Es ist ein Gemeinplatz der Feuilleton-Kritiker, den späten Strauss gegen den frühen auszuspielen und dessen späte Opern als epigonenhaft abzutun oder sie allenfalls als matten Abglanz der Frühwerke gelten zu lassen. Eine Beobachtung, die vielleicht nicht ganz falsch ist. Hatte doch Strauss selber mit milder Selbstironie die Arabella als Kitsch bezeichnet.
Kitsch in Musik und Libretto ist wohl auch die Danae: ein schöner, ein berückender Kitsch. Von allem, wie es sich halt für Kitsch gehört, ein bisschen zu viel: zu schön, zu anrührend, so fern aller Welt. Wieder erklingt die glitzernde Musik, wieder spielen die Wiener Philharmoniker und der Leitung von Franz Welser-Möst einen Strauss der absoluten Spitzenklasse. Wieder triumphiert die Sopranstimme, eben ganz so wie wir es von Strauss kennen und erwarten: Krassimira Stoyanova singt die Danae, und die Stimmfetischisten geraten ins Schwärmen. Und da Strauss dieses Mal auch dem Bariton, dem von Danae verschmähten Liebhaber Jupiter (in der Person des höchst brillanten Tomasz Konieczny), breiten Raum lässt, steht in Salzburg einem Fest der Stimmen nichts entgegen. Strauss in Orchesterklang und Gesang auf höchstem Niveau.

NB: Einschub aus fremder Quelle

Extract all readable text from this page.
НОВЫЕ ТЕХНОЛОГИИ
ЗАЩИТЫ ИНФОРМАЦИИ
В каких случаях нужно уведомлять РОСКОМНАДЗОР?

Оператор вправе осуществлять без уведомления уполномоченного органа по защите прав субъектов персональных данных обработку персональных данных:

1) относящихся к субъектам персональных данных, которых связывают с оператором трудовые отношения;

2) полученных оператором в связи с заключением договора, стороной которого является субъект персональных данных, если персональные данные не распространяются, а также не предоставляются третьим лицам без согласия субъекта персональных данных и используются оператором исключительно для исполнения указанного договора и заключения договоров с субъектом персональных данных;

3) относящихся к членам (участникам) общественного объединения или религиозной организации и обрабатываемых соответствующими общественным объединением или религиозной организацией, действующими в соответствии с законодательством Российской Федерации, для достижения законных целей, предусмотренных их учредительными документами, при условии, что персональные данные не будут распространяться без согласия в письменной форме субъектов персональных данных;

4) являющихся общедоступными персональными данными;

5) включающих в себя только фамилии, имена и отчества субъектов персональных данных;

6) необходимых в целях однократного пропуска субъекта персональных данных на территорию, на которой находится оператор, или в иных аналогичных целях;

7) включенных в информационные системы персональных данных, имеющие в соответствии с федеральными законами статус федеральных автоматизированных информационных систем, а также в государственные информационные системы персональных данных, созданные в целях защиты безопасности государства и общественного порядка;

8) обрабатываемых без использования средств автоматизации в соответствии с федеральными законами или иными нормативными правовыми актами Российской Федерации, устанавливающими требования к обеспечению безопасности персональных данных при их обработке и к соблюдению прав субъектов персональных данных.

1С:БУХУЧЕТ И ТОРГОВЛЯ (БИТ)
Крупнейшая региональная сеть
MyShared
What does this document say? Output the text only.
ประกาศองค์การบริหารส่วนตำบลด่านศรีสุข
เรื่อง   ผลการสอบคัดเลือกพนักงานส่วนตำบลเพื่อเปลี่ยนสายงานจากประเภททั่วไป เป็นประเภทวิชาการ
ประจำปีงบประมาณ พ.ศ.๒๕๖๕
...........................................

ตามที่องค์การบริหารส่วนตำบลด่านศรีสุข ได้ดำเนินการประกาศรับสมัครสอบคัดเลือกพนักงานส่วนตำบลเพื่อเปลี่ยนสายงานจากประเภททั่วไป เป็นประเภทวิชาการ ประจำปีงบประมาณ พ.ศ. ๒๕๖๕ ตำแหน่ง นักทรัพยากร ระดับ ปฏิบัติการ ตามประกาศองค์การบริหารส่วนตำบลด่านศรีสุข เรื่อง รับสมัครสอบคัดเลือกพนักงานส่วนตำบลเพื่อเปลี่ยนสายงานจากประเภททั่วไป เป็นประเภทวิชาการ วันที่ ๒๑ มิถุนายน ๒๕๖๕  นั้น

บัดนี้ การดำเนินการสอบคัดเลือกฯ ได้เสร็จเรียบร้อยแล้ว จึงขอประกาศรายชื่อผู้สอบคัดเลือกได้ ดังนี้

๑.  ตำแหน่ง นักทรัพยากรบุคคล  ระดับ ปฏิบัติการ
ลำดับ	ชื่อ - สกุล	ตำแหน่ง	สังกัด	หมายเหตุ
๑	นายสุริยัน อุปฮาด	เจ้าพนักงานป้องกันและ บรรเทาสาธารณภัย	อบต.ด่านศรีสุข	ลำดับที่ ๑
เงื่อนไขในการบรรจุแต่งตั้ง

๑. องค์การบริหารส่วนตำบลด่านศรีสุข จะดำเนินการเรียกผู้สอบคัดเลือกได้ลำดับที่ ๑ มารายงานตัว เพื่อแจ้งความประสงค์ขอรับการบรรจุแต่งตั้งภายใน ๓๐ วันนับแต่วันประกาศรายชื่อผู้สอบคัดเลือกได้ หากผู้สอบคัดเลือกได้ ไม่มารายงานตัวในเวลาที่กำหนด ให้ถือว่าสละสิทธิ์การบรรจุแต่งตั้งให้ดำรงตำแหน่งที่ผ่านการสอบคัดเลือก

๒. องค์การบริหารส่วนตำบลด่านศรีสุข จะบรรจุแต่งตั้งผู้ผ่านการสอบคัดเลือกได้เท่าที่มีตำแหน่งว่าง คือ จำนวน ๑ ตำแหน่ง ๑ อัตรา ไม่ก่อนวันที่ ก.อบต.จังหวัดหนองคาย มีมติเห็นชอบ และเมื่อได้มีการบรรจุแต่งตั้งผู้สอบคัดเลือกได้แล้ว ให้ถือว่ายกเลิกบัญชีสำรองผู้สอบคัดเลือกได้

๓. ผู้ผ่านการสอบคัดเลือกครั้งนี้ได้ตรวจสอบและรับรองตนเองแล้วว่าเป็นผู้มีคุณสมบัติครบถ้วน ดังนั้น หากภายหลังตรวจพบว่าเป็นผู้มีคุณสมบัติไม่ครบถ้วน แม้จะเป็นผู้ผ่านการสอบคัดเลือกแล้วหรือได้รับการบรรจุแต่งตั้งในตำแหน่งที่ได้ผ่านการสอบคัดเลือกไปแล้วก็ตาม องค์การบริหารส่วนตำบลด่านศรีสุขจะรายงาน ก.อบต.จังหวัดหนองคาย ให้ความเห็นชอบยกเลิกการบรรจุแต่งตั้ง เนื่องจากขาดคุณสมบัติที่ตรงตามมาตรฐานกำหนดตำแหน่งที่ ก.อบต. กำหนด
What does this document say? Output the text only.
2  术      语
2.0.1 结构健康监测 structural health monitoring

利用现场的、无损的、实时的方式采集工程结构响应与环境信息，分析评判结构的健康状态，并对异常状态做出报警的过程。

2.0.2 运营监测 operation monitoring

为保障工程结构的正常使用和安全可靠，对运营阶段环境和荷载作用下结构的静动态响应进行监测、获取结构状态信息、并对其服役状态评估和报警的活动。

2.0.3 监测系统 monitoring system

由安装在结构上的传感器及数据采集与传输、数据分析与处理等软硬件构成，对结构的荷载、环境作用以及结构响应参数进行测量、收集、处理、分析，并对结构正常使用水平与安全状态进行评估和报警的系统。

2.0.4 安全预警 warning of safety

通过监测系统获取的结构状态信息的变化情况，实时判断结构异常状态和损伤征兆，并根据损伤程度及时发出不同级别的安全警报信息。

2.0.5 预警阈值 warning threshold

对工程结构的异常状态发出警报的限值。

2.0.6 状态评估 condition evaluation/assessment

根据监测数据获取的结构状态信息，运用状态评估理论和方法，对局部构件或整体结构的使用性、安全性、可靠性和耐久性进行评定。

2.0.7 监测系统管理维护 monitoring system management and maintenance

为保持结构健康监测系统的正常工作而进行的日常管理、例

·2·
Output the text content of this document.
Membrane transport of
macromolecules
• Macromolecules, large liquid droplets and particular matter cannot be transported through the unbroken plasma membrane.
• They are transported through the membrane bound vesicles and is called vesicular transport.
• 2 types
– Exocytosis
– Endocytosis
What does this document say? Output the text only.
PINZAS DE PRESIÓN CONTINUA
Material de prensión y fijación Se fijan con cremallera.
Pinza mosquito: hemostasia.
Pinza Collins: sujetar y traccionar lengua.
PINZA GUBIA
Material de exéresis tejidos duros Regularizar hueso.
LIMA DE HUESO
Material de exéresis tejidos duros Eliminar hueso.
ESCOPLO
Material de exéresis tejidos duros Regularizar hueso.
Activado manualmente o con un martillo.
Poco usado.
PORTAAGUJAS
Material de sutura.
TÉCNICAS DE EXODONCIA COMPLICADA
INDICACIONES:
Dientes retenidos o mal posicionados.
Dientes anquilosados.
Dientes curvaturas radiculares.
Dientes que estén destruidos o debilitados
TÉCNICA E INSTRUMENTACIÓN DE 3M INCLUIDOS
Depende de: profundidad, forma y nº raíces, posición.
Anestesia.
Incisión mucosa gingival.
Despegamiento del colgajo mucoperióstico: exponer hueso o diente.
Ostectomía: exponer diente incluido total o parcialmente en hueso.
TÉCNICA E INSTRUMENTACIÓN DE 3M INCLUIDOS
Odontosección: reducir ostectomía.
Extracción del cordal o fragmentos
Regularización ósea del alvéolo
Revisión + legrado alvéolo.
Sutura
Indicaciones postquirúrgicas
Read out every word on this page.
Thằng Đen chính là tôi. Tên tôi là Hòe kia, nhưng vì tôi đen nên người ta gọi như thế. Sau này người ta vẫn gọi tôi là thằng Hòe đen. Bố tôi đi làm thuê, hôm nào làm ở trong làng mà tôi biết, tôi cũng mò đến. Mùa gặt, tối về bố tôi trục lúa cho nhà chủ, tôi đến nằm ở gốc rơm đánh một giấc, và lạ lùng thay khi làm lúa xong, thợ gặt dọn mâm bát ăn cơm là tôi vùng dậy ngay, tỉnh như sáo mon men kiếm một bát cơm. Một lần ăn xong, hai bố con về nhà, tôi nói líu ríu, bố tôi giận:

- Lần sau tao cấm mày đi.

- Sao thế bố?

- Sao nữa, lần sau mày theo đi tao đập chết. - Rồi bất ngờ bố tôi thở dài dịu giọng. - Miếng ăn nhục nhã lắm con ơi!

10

Ist das nun alles Kitsch oder liegt nicht doch über allem ein Hauch von Melancholie? Lassen wir einmal die gängige biographische Deutung beiseite – mit der Danae nehme Strauss Abschied von einer Welt, die im Chaos versinkt – und schauen allein auf das Bühnengeschehen. Dieser Jupiter, der mit all seinem Goldregen die Prinzessin nicht gewinnen kann, eine Prinzessin, die von der Liebe zu einem Eselstreiber nicht lassen will, diesem Jupiter, der von der Welt Abschied nehmen muss, kann man in der Tat die Melancholie nicht absprechen. Doch der „resignierende Abschied“ ist nur ein Nebenthema. Die “heitere Mythologie“, so der Untertitel der Oper, die sich mit dem Märchen verbindet, bestimmt das Geschehen. Ein Märchen, das wiederum im Finale sich dem Kitsch alla Hollywood öffnet. Die Prinzessin verzichtet auf Geld und Gold, wird zur Teppichknüpferin – aus Liebe zum armen Eselstreiber.
Der Kitsch alla Hollywood, den indischen Kitsch als ‚Bollywood‘, macht auch Alvis Hermanis zur Grundlage seiner Inszenierung. Da tummelt sich eine ganze Heerschar von Choristen und Statisten in goldglitzernden Kostümen auf der Bühne, mächtige buntbestickte Turbane auf den Köpfen. Da tanzen die Girls auf der Treppe, da thront Jupiter bei seinem ersten Auftritt auf einem Elefanten, da führt ein Double des Midas (das ist der geliebte Eselstreiber) einen wirklichen Esel über die Bühne, da trägt Danae die goldene Spange zu schwarzem Haar, da tragen Jupiter und Midas die weiße Tracht der Brahmanen, da sinken (an Jugendstil erinnernden) Ornamente und Teppiche vom Bühnenhimmel herab, da hocken die in weiße Gewänder verhüllten Damen vor dem Webstuhl, und Midas und Danae reichen sich die Händchen, und der störende Dritte entschwindet. Ach, wie schön. Ach, wie süß. Bollywood in Salzburg.
Die Liebe der Danae in Salzburg: ein Fest der Stimmen, ein Kostümfest, eine Orgie der Ausstattung. Auf die Festspiele ist wohl ein Geldregen nieder gegangen. Statt, wie man es eigentlich erwarten müsste, gegen den monumentalen Kitsch des Librettos und den eher wundersüßen Kitsch der Musik zu steuern, setzt die Regie in gezielter Übertreibung noch eins drauf : Hollywood, Bollywood und Tausend und eine Nacht. „Zu viel! Zu viel“ seufzt Tannhäuser im Venusberg. Und so mancher Herr, der auch bei hochsommerlichen Temperaturen seinen Smoking nicht daheim lassen wollte, mag angesichts des bitteren Schicksals, das dem Herrn des Goldregens widerfahren ist, wohl gedacht haben: Hoffentlich brennt mir meine teure Mätresse nicht mit dem Chauffeur durch.
Wir sahen die Aufführung am 5. August, die zweite Vorstellung nach der Premiere am 31. Juli 2016.